Тут часы пробили пять раз, и Энн не пришлось кривить душой.
— Боже, неужели уже пять? — воскликнула мисс Корнелия. — Как быстро бежит время за приятной беседой! Надо идти домой.
— Ну, зачем же? — воскликнула Энн. — Попейте с нами чаю.
— Вы меня приглашаете потому, что так принято, или вы и вправду хотите, чтобы я осталась? — напрямик спросила мисс Корнелия.
— Я правда хочу, чтобы вы остались к чаю.
— Тогда останусь. Вижу, вы из породы людей, что знали Иосифа.
— Я уверена, что мы будем друзьями, — тепло улыбнулась Энн.
— Обязательно. Какое счастье, что мы имеем право выбирать себе друзей. С родственниками хуже — приходится принимать тех, что есть, и еще благодарить Господа Бога, если никто из них не сидел в тюрьме. Правда, у меня не так уж много близких родственников — все больше кузены да кузины. В общем-то я довольно одинокий человек, миссис Блайт. — В голосе мисс Корнелии прозвучала грустная нотка.
— Как мне хочется, чтобы вы называли меня Энн, — вдруг вырвалось у Энн. — Все в Четырех Ветрах зовут меня миссис Блайт, и от этого все время чувствую, что я для них чужая. Знаете, в детстве я мечтала, чтобы меня звали Корделией — почти так же, как вас! И ненавидела имя Энн.
— А мне нравится Энн. Мою маму так звали. Самые лучшие имена — это простые. Если вы идете на кухню готовить чай, пошлите доктора со мной поговорить. Я знаю, что все это время он лежал на диване у себя в кабинете и покатывался со смеху, слушая меня.
— Как вы догадались? — воскликнула Энн, которую так ошеломила проницательность мисс Корнелии, что ей даже не пришло в голову отрицать ее слова.
— Когда я подходила к дому, я видела вас вместе в этой комнате. А мужские штучки мне наперечет известны. Ну вот, платьице закончено. Восьмой ребенок может появляться на свет хоть сегодня.

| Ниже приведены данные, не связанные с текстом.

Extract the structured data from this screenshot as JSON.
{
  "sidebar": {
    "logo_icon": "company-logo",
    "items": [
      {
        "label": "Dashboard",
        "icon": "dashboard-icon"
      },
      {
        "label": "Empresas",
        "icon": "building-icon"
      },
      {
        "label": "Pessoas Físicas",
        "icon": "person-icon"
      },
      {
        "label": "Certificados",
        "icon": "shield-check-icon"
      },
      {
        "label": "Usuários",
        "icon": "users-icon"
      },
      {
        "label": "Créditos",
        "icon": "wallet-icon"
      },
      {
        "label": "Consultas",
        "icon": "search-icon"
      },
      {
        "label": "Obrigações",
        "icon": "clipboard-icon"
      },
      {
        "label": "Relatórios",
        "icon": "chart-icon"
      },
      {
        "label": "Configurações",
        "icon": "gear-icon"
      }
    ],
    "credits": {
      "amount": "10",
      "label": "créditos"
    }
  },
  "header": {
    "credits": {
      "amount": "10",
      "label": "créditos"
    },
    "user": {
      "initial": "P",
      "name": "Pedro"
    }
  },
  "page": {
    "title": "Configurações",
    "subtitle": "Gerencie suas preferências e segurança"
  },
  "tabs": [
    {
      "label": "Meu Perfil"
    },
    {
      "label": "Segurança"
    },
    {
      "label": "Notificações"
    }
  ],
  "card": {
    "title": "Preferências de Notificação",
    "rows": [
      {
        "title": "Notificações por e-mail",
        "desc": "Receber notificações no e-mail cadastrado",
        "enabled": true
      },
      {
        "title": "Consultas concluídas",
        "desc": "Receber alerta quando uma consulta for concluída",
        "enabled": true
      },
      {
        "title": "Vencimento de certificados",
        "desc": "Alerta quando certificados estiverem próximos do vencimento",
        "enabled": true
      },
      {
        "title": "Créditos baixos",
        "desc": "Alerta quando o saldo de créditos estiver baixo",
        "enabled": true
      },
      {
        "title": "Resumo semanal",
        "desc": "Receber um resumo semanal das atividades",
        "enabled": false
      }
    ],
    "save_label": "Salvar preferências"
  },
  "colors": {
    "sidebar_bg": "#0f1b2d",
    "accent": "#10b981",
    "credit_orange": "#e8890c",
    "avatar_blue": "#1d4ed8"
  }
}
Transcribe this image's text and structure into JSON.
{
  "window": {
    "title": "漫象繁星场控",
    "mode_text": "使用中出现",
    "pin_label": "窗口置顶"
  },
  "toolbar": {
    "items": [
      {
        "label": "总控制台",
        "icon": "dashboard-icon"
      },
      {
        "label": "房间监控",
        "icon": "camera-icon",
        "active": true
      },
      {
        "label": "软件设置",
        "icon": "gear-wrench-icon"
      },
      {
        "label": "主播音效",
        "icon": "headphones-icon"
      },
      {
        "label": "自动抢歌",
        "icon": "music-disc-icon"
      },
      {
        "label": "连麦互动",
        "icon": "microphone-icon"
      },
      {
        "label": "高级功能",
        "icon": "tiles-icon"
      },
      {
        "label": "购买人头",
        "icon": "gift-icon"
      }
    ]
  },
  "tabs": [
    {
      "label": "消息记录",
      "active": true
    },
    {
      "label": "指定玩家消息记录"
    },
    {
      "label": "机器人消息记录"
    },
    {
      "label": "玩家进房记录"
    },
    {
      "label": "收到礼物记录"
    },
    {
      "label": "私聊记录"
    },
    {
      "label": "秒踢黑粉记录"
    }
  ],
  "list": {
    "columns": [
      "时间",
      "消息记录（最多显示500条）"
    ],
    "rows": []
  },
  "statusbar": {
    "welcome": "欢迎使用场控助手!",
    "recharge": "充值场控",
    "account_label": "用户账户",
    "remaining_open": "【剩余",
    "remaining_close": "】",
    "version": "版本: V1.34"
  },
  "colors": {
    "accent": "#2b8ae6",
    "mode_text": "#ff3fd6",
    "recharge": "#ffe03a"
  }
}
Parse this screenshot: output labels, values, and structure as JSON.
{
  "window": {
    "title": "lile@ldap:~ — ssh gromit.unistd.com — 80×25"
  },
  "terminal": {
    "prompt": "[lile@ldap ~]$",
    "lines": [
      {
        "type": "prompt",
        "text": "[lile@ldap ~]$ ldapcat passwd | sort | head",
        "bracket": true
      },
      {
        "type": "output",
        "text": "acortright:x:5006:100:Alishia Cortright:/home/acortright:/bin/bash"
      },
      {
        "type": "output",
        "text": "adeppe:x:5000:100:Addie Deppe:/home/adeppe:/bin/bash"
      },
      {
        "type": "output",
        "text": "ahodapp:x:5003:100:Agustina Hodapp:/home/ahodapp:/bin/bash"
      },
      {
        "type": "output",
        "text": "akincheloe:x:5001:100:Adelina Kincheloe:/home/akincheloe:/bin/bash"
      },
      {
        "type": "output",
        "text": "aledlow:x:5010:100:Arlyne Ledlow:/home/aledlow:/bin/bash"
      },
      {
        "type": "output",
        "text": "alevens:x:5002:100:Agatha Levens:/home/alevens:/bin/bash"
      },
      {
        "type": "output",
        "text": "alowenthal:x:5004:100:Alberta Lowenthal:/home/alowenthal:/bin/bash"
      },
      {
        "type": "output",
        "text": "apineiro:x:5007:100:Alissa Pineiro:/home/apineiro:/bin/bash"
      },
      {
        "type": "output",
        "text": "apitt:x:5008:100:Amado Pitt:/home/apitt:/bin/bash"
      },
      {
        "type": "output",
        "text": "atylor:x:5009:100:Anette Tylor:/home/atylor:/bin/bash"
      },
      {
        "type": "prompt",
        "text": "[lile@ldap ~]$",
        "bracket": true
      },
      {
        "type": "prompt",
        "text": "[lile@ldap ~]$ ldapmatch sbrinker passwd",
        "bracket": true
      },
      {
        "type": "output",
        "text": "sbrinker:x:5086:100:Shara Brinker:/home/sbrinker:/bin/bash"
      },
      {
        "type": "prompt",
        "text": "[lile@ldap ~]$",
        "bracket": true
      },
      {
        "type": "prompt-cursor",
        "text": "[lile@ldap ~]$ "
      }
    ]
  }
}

Глава девятая ВЕЧЕР НА МАЯКЕ
Энн с Джильбертом все никак не могли выбраться в гости к капитану Джиму. Они несколько раз собирались туда пойти, но всегда что-то мешало. Сам капитан Джим за это время несколько раз наведывался в маленький белый домик.
— Я уж с вами попросту, миссис Блайт, — признался он Энн. — Мне так приятно к вам приходить, и я не хочу отказывать себе в этом удовольствии всего лишь потому, что вы сами пока не собрались ко мне в гости. Среди людей, которые знали Иосифа, такие церемонии ни к чему. Я буду к вам заходить, когда смогу, а вы тоже придете, когда сможете. Главное — приятный разговор, а под чьей крышей — это неважно.
Капитану Джиму очень нравились Гог и Магог, которые стояли у Энн по обе стороны камина с таким же гордым видом, как и в «Домике Патти».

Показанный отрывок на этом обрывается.